By Steve Worthley
Californians for Balanced Energy Solutions
As the state of California hurtles toward adopting a building decarbonization policy that mandates electricity as the sole source of power, it is increasingly important that we pay attention to this issue and make our voices heard before the state heedlessly makes a decision that will have severe unintended consequences.
I recently attended a California Public Utilities Commission workshop on building decarbonization and found the discussion eye-opening. For starters, much of the research people were citing as proof was either outdated or biased. More distressingly, many decision-makers appear to have already made up their minds.
A 2016 report from the California Air Resources Board, for example, indicated that residential properties had a continuing decline in greenhouse gas (GHG) emissions and were on target to meet the 2020 goals and beyond. Yet that data is dated, and projections are that the emission reductions have likely accelerated in light of the electrical rate increases since then and the explosion in rooftop solar installations.
Then there were those who spoke as though it was established fact that electricity was a cost saver to consumers over gas.
One local home builder spoke in favor of eliminating gas hookups and indicated they were building such homes in the Fresno/ Clovis area. While they said they had success in moving some customers to electrical appliances, they also admitted that there was general reluctance to give up gas stove tops (thus there still is the need to include gas hookups to their construction). They also said that there was an approximate $5,000 upfront cost over and above traditional gas appliances in the construction costs. Here again, the economics of gas vs. electricity rates would be significant.
A publication from Choose Energy ranking residential rates by states indicated that California’s average in January 2019 was 18.32 cents per kilowatt hour (KwH). Yet my PG&E bill has a baseline rate of $0.21775-$0.27402, 101%-400% of baseline, and $0.48009 over 400% baseline. When compared to neighboring states, our rates in California are outrageous: Oregon, $0.1061; Nevada, $0.1179; and Arizona, $0.1222.
I learned that 60% of Central Valley residents qualify for discounted rates but only about 20% of them are actually taking advantage of those rates. This has enormous implications: Many people are paying the full freight of these high rates; likely they live in older and dilapidated homes that require more energy to achieve comfort levels and because of costs are mitigating their high energy costs by going without air conditioning; and if by some chance all 60% did take advantage of the reductions, what would the economic impact be to the entire rate structure, i.e. fewer people paying the actual costs would drive up rates for the reduced number of rate payers subsidizing the others.

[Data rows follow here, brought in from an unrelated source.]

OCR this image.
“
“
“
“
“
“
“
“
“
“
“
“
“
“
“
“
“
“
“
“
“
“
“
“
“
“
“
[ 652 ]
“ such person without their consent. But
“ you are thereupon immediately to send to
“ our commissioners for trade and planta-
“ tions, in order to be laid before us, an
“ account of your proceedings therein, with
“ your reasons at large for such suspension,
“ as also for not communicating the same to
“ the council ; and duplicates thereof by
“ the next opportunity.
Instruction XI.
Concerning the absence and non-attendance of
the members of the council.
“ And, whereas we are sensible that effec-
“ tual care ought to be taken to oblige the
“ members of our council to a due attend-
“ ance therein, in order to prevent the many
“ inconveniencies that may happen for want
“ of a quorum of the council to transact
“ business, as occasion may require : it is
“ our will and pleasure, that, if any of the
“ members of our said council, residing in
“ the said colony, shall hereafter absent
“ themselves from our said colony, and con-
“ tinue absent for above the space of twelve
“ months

The 2016 CARB report still shows that natural gas is the largest means of electrical generation in California as of 2016. The other non-GHG-emitter power generators include hydro projects (which are dependent upon rainfall/snow melt) and nuclear power with the last remaining nuclear generator scheduled for decommissioning in the near future. Why take away the options of individuals to utilize gas if we are still going to be dependent upon gas to generate electricity? Also, as the state shifts away from carbon fuels, the demand for electricity will grow dramatically. How will all that electricity be generated?
Most of the Central Valley is limited to monopolies of electrical providers. Without competition, we are at the mercy of the PUC rate setters and they have proven to be not protective of us. Simply compare what we pay for power versus our neighboring states.
Bottom line, the proposed policy changes of eliminating gas hookups is a solution in search of a problem. In the end, the workshop reinforced to me why it is so important that we continue to engage on this matter and try to influence policy-makers before they rush into a hasty decision that we as a state will come to regret.
California needs an energy portfolio that draws on a variety of sources. Doing so not just lessens the economic impact on Californians but supports climate policies that reduce emissions and allow consumers to make their own energy choices.
– Steve Worthley, the former chairman of the Tulare County Board of Supervisors, is a board member of Californians for Balanced Energy Solutions.